The Minds Ipod

The mind's iPod

Wednesday, 18 May 2005

I wasn't going to jump on the bandwagon, honestly. "They're just another piece of useless techno junk, I said. "That fad will pass", I said.

But then there was a special deal on iPods, and so Apple's marketing coup of the 21st century had me in. Fresh out of its box, the gleaming white tablet blinked expectantly at me.

"I've got thirty giggle-bites, it whirred.

"Ooh, I had better use them", I said.

"I rather think you better had", it would have replied, except its screen had gone to sleep.

My CD collection shuddered. They were, all five or six hundred of them, to be Ripped! Their digitised souls sucked off the plastic and into the white tablet. Would I still take them out from time to time, open up their little square booklets, smell the glossy paper?

"I'd like to think so", I told them.

I started with the Beatles " where else? " then came the Beach Boys and Pink Floyd and Billy Joel and Dire Straits and REM and U2 and Crowded House. All the stuff I would hide if Nick Cave came round to my house.

The great thing about the iPod is that once you have Ripped an album it goes into a library of songs from which, in shuffle mode, your friendly i-DJ selects the soundtrack to your day. Which is where my tricksy title comes in.

For there I am at the wheel, looking down the length of a fine Melbourne traffic jam wondering what I can do to avoid doing the washing up upon getting home (like ripping more CDs, then creating a playlist for my wife " she'll be so happy I did that instead of the washing up), when something issues from deep within my iSock (a patentable use for odd socks belonging to those too stingy to pay for a case for their iPods). It flashes up the cable, into the car stereo, out the speakers, into my ears and then into a computer with many more than thirty giggle-bites.

It's a song I haven't heard for years, and it jolts my brain.

'A Pillow Of Winds' was recorded by Pink Floyd for the album 'Meddle' in the early seventies, just before they got Huge. It's an appropriate title for a tune that is all gentle finger-picking acoustic guitar, dreamy slide guitar and lyrics about lying with your love by your side and she's breathing low.

So then I'm in the traffic, and I'm out of it. It's somewhere deep in the early Nineties and I'm deep in a hammock with headphones on when I should be writing my physics CAT. I do want to be a doctor, don't I?

Family holidays when you're seventeen. Hmmm. Money has been paid to transport your spotty frame to the tropics, and, to misquote Billy Joel, All You Wanna Do Is Dissociate. Be somewhere else.
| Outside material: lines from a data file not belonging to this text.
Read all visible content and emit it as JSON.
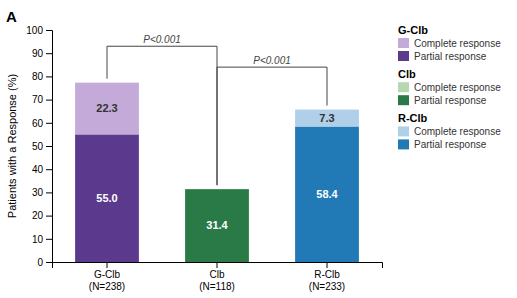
{
  "chart_data": {
    "type": "bar",
    "stacked": true,
    "data_labels": true,
    "grid": false,
    "legend": "right",
    "panel_label": "A",
    "ylabel": "Patients with a Response (%)",
    "categories": [
      "G-Clb\n(N=238)",
      "Clb\n(N=118)",
      "R-Clb\n(N=233)"
    ],
    "series": [
      {
        "name": "Partial response",
        "colors": [
          "#5b3a8e",
          "#2a7a48",
          "#2179b5"
        ],
        "values": [
          55.0,
          31.4,
          58.4
        ],
        "value_labels": [
          "55.0",
          "31.4",
          "58.4"
        ]
      },
      {
        "name": "Complete response",
        "colors": [
          "#c3aad8",
          "#b5d8b0",
          "#b0cfe8"
        ],
        "values": [
          22.3,
          0.0,
          7.3
        ],
        "value_labels": [
          "22.3",
          null,
          "7.3"
        ]
      }
    ],
    "ylim": [
      0,
      100
    ],
    "yticks": [
      0,
      10,
      20,
      30,
      40,
      50,
      60,
      70,
      80,
      90,
      100
    ],
    "annotations": [
      {
        "text": "P<0.001",
        "between": [
          0,
          1
        ],
        "y": 93,
        "color": "#444444"
      },
      {
        "text": "P<0.001",
        "between": [
          1,
          2
        ],
        "y": 84,
        "color": "#444444"
      }
    ],
    "legend_groups": [
      {
        "title": "G-Clb",
        "entries": [
          {
            "name": "Complete response",
            "color": "#c3aad8"
          },
          {
            "name": "Partial response",
            "color": "#5b3a8e"
          }
        ]
      },
      {
        "title": "Clb",
        "entries": [
          {
            "name": "Complete response",
            "color": "#b5d8b0"
          },
          {
            "name": "Partial response",
            "color": "#2a7a48"
          }
        ]
      },
      {
        "title": "R-Clb",
        "entries": [
          {
            "name": "Complete response",
            "color": "#b0cfe8"
          },
          {
            "name": "Partial response",
            "color": "#2179b5"
          }
        ]
      }
    ]
  }
}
That's why I think so many of my fellow spotty youths went through the Pink Floyd phase - it's music so rich in production you can lose yourself in the layers of sound, but unlike similarly rich orchestral music, it's got the rock hooks a kid can access. My little brother was tween at the time in question, and would put the headphones on and make faces. "That's for tossers", he declared. This from the boy who in five years' time would pinch my entire Pink Floyd collection for his own dissociative needs. I tried protesting to my father, but he reminded me I'd pinched them off him in the first place.

So 'A Pillow Of Winds' would lift me out of the hammock, away from Year 12 and family, and lay me down in the presence of some magical being (a girl) in some magical place (wherever the girl was, and her mother wasn't). Why do Pink Floyd songs go for eight minutes? Because you want them to go forever.

Apparently people used to smoke marijuana in their bean bags to these tunes. Well, at that stage I could spell marijuana (in The Queen's English it's got an aitch), but all I was inhaling was sea air, with the tang of salt and seaweed.

The Pink Floyd phase lasted into the Uni years, when I discovered normative post-adolescence, as best accompanied by Nine Inch Nails and Tori Amos. Music was no longer for dissociating, but for staring (apparently earth-shattering) woes in the face and howling with normative post-adolescent…ness. Interestingly, I haven't Ripped any of this music to my iPod yet. Somehow the idea of i-DJ segueing from 'Wouldn't It Be Nice' into 'March Of The Pigs' lacks that white-tablet smoothness.

But, you know, I should put it all on. Because a decade and one good long Crowded House Phase later, I'm a Grown Up. I like Edith Piaf, and Bach, and gardening, and Billy Joel again. And there was something beautiful about sitting in the traffic and smelling salt and seaweed...

I have about three thousand songs on the iPod so far, of which several hundred may take me somewhere long ago and deeply felt, if muted by the layers piled on since. Where's i-DJ going to go next? I say bring it on, weird little white thing!